Having thus confessed our ignorance, we can suggest to “Junior Student” but one plan; and that is, to seek for his “Saknussemm” among the Egyptian deities. “Arne Baskenis” was the Greek name of Aroeris the elder Horus, “Sakanaka” is the mystical appellation of a great fire, which is mentioned in the 165th chapter of the Ritual of the Dead—and may have, perchance, something to do with the alchemist fire of Saknussemm. Then we have Sakasutu—the “Eldest-born of the Sun God,” one of the names of the planet Saturn in Chaldean Astronomy; and finally Samoulsamouken, the name of the rebel king of Babylon, the brother of Assurbanipal, king of Assyria. Having done our best, we can but advise our correspondent to let us know in what work he met with the name, as also his reasons for believing that “Saknussemm” was an alchemist, or a learned man of the sixteenth century.
[Note: the following is a further letter and reply from The Theosophist, October, 1883, on the name “Arne Saknussemm”]
Letter by “F. de Tengnegell” | Reply by H.P.B.
Having just received The Theosophist for June, I find on page 234 a letter from one signing himself “A Junior Student,” and headed—“An explanation wanted.” I now beg you will allow me a few remarks upon the subject, which may, perhaps, prove of a certain importance. Seven or eight years ago, in one of Jules Verne’s works (I forget the title), I read the following: A savant finds in an old book verses in Runic characters that his nephew alone can decipher. These verses contain the proof that an old alchemist Arne Saknussemm, burnt alive by the Holy Inquisition, had performed a voyage into the interior of the earth via the crater of a volcano in Greenland, etc., etc.; a voyage undertaken later on by the uncle and nephew. This old alchemist, among other extraordinary feats, was the inventor of the double “M” written in Runic characters in a peculiar way. It will be easy to verify the statements, and in case they are found correct, to put down “A Junior Student” as he deserves—for his impertinence.

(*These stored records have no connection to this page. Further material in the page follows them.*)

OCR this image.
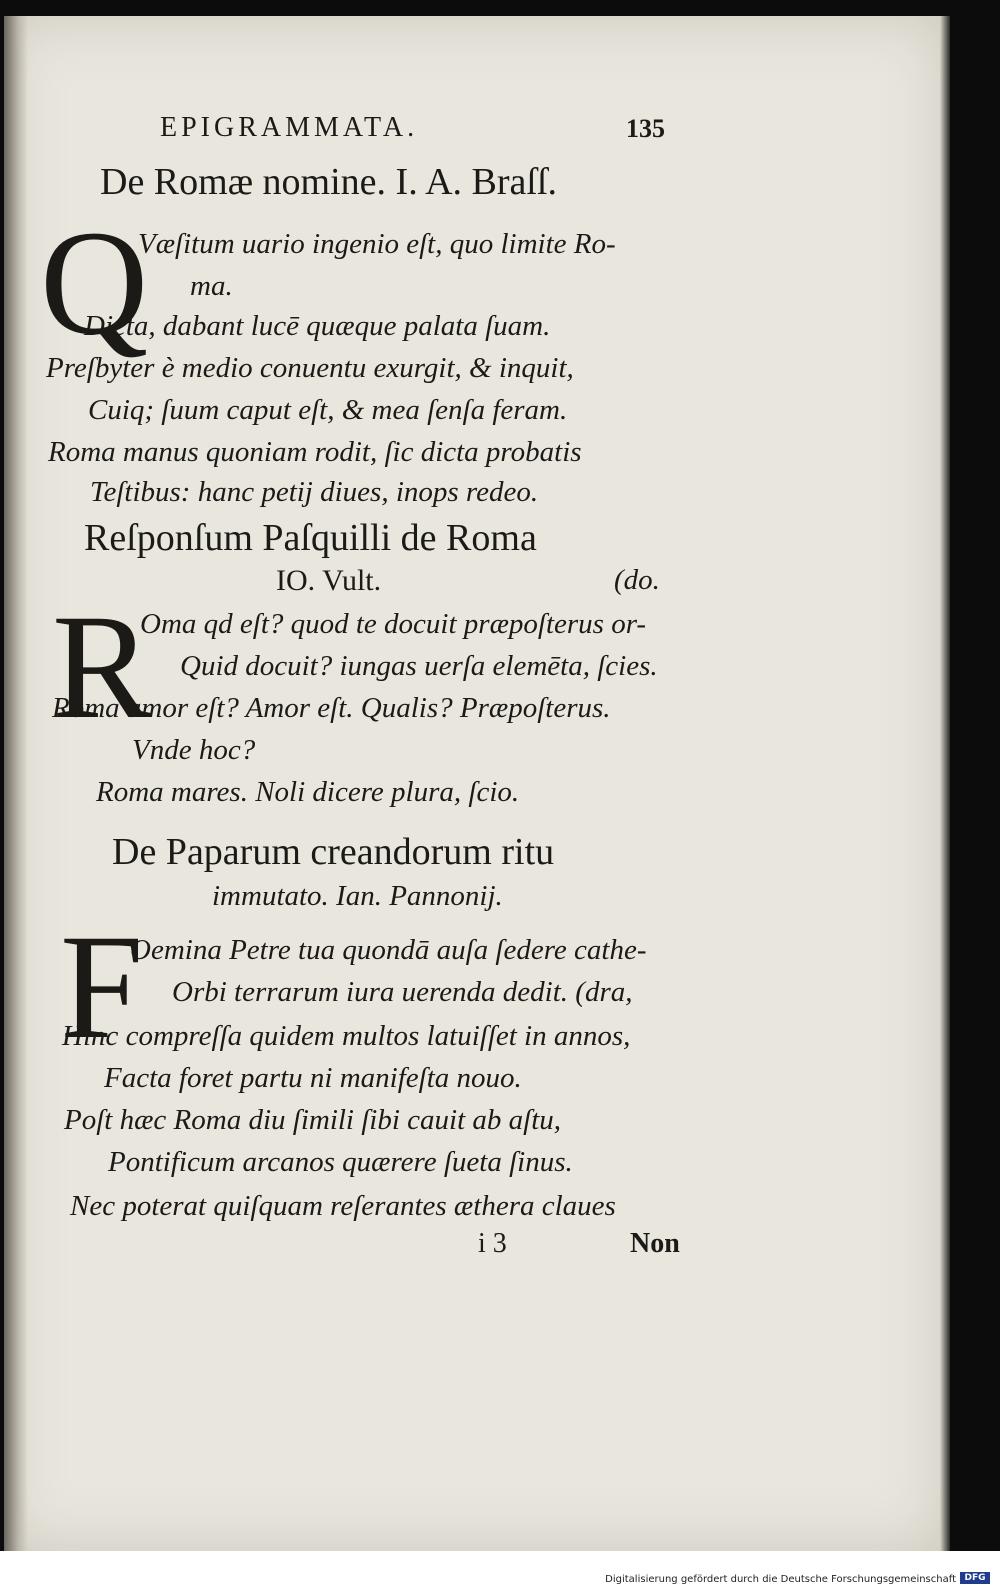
EPIGRAMMATA.	135
De Romæ nomine. I. A. Braſſ.
Q
Væſitum uario ingenio eſt, quo limite Ro-
ma.
Dicta, dabant lucē quæque palata ſuam.
Preſbyter è medio conuentu exurgit, & inquit,
Cuiq; ſuum caput eſt, & mea ſenſa feram.
Roma manus quoniam rodit, ſic dicta probatis
Teſtibus: hanc petij diues, inops redeo.
Reſponſum Paſquilli de Roma
IO. Vult.	(do.
R
Oma qd eſt? quod te docuit præpoſterus or-
Quid docuit? iungas uerſa elemēta, ſcies.
Roma amor eſt? Amor eſt. Qualis? Præpoſterus.
Vnde hoc?
Roma mares. Noli dicere plura, ſcio.
De Paparum creandorum ritu
immutato. Ian. Pannonij.
F
Oemina Petre tua quondā auſa ſedere cathe-
Orbi terrarum iura uerenda dedit. (dra,
Hinc compreſſa quidem multos latuiſſet in annos,
Facta foret partu ni manifeſta nouo.
Poſt hæc Roma diu ſimili ſibi cauit ab aſtu,
Pontificum arcanos quærere ſueta ſinus.
Nec poterat quiſquam reſerantes æthera claues
i 3	Non
Digitalisierung gefördert durch die Deutsche Forschungsgemeinschaft DFG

Editor’s Note. [H.P.B.]—We thank our Java brother for the information. We have read this work of Jules Verne along with all his other works of scientific fiction as they have appeared: but since one reads certainly not a romance for the sake of its action, descriptions, and analysis of human nature, the names of the fictitious personages used as crystallizing points, or “motor-centres,” by the author are soon forgotten. We did our best to give “Junior Student” facts we presumed he actually wanted; and we hope our Editorial ‘Note’ edified him. But if the party in question got his alchemist out of Jules Verne’s romance, and put his query in a spirit of quizzing, it would only show that he is yet a very junior student, indeed, who has, moreover, a very puerile notion of a joke; and when he blooms into a ‘Senior,’ or a graduate, he will discover what a simpleton he made of himself. The proverb tells us to “Answer a fool according to his folly”; but in this instance our sober answer profited others perchance, if not him. But, perhaps, we do the lad injustice. He may have sent his questions in good faith.